It's late afternoon in a Kansas City video arcade and groups of boys are playing Primal Rage and Mortal Kombat with all the simulated blood, guts and gore that the games can deliver.

But a little farther back, standing with her mother, is 8-year-old Ashley Phillips. She's finishing a decidedly more sedate game of Lite-A-Line. At home she has Nintendo and Sega machines and often entertains girlfriends with them."I like video games," she said.

That's music to the ears of an industry that can stand some good news. After a year of disappointing sales, the video game industry is taking some cheer from the increasing number of girls who are playing.

Indeed, more girls than ever are playing the games as manufacturers are beginning to take them seriously and pledging to make more games that they like.

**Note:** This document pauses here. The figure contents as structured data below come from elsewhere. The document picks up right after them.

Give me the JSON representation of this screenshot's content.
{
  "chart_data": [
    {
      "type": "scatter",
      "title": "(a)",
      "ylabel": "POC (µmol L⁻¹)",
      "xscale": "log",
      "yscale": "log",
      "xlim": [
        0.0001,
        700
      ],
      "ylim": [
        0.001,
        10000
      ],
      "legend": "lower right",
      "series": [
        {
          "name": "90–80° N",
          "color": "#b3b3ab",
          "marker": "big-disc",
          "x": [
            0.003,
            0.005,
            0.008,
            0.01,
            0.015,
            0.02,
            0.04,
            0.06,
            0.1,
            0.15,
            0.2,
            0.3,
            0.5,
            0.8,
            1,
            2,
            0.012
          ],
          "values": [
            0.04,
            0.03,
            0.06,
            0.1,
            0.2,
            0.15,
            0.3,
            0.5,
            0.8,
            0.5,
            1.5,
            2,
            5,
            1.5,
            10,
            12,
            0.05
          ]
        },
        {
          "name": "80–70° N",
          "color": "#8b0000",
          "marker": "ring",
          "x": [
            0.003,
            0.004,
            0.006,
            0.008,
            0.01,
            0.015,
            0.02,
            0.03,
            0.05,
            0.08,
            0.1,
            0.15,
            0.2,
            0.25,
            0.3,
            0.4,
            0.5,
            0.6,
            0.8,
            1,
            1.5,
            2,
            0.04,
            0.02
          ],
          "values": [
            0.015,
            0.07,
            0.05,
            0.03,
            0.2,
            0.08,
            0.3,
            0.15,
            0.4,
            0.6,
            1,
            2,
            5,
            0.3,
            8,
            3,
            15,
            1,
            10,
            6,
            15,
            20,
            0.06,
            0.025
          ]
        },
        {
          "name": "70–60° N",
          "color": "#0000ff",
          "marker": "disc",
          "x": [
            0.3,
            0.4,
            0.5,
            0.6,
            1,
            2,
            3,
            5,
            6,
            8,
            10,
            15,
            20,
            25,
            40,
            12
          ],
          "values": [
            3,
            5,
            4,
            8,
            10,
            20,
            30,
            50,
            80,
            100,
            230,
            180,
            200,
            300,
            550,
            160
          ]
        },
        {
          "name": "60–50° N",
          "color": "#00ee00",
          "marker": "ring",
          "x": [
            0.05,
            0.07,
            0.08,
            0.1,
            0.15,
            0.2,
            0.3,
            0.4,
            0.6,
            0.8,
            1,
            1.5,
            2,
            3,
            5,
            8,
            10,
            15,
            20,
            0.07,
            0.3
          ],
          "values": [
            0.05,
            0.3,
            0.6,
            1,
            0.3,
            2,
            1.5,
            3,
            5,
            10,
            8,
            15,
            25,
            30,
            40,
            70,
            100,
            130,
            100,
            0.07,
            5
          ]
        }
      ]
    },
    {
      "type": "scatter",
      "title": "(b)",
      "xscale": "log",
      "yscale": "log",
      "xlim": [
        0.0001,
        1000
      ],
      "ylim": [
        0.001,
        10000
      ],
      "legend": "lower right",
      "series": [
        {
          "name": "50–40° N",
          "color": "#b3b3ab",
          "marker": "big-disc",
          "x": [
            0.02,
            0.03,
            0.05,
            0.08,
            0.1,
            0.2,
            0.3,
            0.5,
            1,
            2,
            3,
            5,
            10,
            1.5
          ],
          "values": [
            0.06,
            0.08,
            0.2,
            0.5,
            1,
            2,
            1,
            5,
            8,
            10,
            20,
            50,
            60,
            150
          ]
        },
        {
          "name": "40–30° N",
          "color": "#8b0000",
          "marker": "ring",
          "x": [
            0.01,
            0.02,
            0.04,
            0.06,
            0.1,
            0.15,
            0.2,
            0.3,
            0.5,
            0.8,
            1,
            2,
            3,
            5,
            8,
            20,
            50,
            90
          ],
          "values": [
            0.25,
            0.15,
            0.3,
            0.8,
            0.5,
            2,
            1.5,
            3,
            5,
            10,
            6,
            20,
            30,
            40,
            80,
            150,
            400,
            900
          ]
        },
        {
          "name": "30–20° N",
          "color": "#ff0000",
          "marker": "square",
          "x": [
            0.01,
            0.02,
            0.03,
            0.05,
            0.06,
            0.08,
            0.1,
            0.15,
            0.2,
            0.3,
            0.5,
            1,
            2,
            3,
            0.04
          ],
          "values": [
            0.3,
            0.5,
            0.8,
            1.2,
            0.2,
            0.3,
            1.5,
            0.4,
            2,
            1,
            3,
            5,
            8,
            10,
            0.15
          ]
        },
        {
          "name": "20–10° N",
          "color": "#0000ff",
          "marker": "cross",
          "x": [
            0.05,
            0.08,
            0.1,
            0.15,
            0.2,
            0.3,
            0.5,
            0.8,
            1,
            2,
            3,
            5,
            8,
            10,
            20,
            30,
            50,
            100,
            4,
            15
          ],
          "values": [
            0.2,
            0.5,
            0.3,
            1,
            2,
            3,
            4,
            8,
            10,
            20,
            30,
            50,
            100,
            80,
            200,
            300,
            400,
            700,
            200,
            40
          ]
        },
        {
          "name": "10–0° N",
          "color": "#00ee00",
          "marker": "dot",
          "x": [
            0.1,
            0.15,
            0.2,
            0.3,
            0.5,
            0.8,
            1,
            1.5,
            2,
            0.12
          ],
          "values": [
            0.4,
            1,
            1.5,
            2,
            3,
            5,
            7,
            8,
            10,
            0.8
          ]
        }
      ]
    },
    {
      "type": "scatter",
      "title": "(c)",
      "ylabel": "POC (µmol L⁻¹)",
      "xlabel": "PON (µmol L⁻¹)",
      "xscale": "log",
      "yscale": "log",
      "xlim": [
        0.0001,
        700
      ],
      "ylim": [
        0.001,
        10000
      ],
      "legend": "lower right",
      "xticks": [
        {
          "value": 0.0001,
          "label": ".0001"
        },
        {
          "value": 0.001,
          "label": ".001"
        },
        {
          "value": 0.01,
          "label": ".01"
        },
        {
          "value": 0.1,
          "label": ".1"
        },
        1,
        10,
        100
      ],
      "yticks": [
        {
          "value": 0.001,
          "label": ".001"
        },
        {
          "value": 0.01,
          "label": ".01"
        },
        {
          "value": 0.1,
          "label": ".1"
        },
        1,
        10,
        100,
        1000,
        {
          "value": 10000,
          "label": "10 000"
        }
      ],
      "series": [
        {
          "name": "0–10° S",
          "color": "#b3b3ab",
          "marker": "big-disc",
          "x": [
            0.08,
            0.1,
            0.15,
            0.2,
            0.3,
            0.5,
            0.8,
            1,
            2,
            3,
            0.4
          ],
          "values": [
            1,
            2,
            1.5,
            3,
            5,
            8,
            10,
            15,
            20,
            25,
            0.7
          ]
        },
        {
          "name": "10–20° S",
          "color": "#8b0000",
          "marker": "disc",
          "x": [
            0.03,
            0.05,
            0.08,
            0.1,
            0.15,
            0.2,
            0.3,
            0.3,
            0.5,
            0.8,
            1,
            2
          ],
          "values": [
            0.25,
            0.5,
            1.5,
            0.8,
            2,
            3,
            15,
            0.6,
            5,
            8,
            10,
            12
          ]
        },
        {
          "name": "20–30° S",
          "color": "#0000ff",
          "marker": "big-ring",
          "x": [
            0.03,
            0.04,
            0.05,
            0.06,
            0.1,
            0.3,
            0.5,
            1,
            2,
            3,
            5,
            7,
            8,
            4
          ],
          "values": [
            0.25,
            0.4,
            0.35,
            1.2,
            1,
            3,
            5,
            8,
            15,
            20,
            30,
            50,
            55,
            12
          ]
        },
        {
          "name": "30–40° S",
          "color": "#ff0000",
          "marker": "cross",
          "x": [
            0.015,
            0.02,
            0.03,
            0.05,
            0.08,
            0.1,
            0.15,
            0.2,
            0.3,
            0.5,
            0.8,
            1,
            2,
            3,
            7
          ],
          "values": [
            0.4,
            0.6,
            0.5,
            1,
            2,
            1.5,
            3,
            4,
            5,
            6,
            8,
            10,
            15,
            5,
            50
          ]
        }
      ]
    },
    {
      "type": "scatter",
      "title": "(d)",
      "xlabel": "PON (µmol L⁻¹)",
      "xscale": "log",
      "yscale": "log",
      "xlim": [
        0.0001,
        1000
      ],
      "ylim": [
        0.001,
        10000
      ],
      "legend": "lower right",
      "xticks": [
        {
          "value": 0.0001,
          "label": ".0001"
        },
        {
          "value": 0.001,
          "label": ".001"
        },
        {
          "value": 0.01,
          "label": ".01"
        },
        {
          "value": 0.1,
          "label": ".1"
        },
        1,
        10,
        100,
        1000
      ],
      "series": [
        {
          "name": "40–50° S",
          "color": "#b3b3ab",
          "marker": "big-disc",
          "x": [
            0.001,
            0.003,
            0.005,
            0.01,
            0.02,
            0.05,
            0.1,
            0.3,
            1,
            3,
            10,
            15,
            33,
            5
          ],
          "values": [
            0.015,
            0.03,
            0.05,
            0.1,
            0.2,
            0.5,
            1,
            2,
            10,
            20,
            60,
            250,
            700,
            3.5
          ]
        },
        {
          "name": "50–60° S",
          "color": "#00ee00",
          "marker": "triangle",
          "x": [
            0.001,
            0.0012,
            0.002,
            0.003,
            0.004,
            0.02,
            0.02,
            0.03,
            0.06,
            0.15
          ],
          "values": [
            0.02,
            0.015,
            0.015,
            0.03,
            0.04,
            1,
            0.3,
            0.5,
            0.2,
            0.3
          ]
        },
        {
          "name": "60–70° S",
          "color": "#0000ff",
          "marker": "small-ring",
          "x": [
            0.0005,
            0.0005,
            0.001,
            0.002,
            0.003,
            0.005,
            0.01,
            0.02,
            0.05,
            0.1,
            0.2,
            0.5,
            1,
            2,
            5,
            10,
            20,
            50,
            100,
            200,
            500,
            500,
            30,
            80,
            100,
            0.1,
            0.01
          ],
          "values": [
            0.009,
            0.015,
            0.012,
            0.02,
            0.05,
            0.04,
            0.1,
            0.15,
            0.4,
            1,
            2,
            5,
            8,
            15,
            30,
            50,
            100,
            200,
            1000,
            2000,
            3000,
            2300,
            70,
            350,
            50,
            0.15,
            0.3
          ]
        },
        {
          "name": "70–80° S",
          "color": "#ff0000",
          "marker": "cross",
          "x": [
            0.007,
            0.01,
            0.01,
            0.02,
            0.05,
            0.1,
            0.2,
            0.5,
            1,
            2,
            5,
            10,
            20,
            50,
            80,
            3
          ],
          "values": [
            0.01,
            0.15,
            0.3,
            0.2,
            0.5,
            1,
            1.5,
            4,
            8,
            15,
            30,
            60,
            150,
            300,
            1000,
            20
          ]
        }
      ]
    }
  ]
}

"We are correcting gender bias," said Ryuichi Hirata, president of Capcom, earlier this month. Capcom is a major producer of video games such as Street Fighter.

More female characters are appearing in video games - and not as victims, but as protagonists. In addition, more games are being sold that don't rely on violence and fisticuffs, a traditional lure for boys, industry executives say.

The interest in girls comes at a crucial time for gamemakers. Industry sales and profits have plummeted.

An abundance of games and competition is one reason for the downturn. Consumers also are waiting for new game hardware.

In addition, many games featuring violence are not doing as well as they did in past years. A new version of Street Fighter is struggling this year.

In fact, the only really big video game seller this holiday season is the nonviolent Donkey Kong Country.

At the same time, video-game makers have noted that girls are a growing percentage of players, increasing 25 percent in a year.

Nintendo of America, for example, says girls now make up 46 percent of players on Game Boy, a hand-held game machine.